The first line contains one integer T - denoting the number of test cases. The following T lines contain 4 integers a[0], a1, c, n each and describe each test case:

Let's consider decimal representation of the number X as an array where a[0] is the leftmost (highest) digit. You are given a[0], a1 and each a[i] for 2 <= i <= n-1 can be found by formula:

a[i] = ( a[i - 1]*c + a[i - 2] ) modulo 10

For each test case output YES if the corresponding integer is divisible by 41 and NO otherwise.


T <= 2000
1 <=N <= 50000
0 <= a[0], a1, c < 10

Do i really need to find all the digits of the number to checks the divisiblity by 41…?? any better approach then finding all the digits seperately and then dividing would be appriciated.

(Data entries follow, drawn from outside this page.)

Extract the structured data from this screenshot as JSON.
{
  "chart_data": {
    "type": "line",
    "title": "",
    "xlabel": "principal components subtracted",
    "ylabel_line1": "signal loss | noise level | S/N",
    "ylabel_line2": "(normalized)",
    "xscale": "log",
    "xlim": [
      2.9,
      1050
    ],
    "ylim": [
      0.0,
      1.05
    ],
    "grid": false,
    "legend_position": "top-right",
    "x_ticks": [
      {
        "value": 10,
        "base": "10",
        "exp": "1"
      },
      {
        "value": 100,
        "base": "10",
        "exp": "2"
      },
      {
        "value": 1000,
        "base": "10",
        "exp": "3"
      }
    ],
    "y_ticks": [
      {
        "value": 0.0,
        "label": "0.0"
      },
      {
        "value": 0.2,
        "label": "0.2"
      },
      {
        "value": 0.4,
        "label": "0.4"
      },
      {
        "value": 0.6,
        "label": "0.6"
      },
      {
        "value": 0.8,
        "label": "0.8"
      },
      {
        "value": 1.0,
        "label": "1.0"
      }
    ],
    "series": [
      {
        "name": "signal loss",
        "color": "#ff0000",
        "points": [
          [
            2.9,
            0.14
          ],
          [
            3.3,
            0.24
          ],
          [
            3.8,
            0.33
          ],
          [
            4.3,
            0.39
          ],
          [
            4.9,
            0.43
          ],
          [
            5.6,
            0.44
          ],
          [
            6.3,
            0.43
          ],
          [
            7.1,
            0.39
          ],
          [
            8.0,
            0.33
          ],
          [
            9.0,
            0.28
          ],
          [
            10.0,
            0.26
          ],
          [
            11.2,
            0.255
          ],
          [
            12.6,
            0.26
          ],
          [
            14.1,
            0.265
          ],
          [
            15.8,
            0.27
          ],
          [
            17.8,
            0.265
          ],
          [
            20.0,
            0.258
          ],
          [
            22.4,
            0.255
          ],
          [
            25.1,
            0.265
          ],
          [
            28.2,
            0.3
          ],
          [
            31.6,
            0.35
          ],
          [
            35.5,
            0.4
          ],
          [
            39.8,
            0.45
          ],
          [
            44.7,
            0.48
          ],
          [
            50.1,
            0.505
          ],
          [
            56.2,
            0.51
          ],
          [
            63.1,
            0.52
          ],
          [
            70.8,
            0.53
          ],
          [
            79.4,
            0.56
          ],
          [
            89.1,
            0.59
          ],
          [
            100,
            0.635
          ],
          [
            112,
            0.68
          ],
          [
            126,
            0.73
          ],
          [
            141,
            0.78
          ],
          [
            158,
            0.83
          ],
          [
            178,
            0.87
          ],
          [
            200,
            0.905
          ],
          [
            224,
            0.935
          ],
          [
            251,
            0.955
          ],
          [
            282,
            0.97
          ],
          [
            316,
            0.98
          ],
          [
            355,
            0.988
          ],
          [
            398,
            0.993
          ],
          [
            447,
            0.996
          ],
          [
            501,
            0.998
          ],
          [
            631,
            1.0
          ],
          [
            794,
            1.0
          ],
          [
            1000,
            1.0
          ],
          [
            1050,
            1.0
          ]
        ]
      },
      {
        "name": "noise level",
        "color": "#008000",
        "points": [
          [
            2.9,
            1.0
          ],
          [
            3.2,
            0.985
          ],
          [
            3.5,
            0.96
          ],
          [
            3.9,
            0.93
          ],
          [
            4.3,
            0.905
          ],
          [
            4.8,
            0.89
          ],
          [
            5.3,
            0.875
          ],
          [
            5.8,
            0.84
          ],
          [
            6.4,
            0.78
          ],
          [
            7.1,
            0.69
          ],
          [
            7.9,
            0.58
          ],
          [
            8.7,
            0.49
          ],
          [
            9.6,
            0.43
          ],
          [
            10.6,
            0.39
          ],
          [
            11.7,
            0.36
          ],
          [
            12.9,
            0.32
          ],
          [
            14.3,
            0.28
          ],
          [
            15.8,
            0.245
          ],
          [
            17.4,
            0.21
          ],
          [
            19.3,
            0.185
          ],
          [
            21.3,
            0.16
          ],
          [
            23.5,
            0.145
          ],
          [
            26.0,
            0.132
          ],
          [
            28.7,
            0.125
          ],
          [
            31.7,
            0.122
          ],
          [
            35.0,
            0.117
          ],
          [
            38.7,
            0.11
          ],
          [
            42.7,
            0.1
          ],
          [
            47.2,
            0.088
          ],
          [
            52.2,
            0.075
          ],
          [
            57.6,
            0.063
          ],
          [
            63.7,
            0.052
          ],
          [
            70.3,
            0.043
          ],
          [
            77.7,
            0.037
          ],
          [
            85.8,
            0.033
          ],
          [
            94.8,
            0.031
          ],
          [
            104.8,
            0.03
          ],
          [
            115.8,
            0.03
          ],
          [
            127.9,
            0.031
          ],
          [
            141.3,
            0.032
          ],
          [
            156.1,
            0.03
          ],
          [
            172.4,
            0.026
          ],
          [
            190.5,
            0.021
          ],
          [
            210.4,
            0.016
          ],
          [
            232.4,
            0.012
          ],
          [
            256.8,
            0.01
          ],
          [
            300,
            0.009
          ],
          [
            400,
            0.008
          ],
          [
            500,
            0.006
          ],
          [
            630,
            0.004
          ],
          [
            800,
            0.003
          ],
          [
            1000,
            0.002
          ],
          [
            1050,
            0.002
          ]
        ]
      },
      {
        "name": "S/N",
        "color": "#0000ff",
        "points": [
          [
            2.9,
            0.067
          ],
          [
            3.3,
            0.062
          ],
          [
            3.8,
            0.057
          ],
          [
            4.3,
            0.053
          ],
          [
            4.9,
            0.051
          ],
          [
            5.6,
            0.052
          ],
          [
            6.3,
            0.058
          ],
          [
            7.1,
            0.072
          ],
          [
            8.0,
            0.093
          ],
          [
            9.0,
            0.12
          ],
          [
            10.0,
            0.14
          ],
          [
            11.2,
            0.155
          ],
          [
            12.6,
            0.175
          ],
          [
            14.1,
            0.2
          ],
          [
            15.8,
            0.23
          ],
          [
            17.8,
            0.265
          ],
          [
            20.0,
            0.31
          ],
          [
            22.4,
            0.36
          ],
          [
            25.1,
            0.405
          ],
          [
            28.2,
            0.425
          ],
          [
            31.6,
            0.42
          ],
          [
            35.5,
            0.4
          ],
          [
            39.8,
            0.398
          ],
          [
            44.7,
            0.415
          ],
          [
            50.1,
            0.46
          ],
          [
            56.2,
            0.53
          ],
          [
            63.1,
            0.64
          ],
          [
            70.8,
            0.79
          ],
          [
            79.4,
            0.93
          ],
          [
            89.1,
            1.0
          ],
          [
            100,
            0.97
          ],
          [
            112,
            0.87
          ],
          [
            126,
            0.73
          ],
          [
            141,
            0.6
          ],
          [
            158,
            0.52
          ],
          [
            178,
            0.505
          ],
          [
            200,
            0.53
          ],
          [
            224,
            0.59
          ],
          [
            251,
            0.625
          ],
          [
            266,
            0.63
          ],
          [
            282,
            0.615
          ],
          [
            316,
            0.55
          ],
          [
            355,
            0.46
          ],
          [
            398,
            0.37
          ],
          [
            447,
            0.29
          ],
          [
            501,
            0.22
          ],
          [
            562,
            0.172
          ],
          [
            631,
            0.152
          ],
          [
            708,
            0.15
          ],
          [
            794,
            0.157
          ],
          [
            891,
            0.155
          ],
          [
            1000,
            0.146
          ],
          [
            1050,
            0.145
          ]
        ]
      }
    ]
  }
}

You definitely need to compute all digits. No matter what you divide by (unless it’s 1) you always have to check at least the last digit.

Concerning “dividing” the resulting number: You can do the divisibility test iteratively: Start with m=a[0]%41 (this is obviously a[0]) and go through all numbers i>0 with m=(10*m+a[i])%41. In the end m will be zero if and only if a is divisible by 41.

This algorithm can pass. In order to speed it up, you can use the fact that you’re computing a lot of expressions x%10 and x%41 where x is at most a three-digit number. You can replace these computations by using a precomputed look-up table.

thanks @ceilks :slight_smile: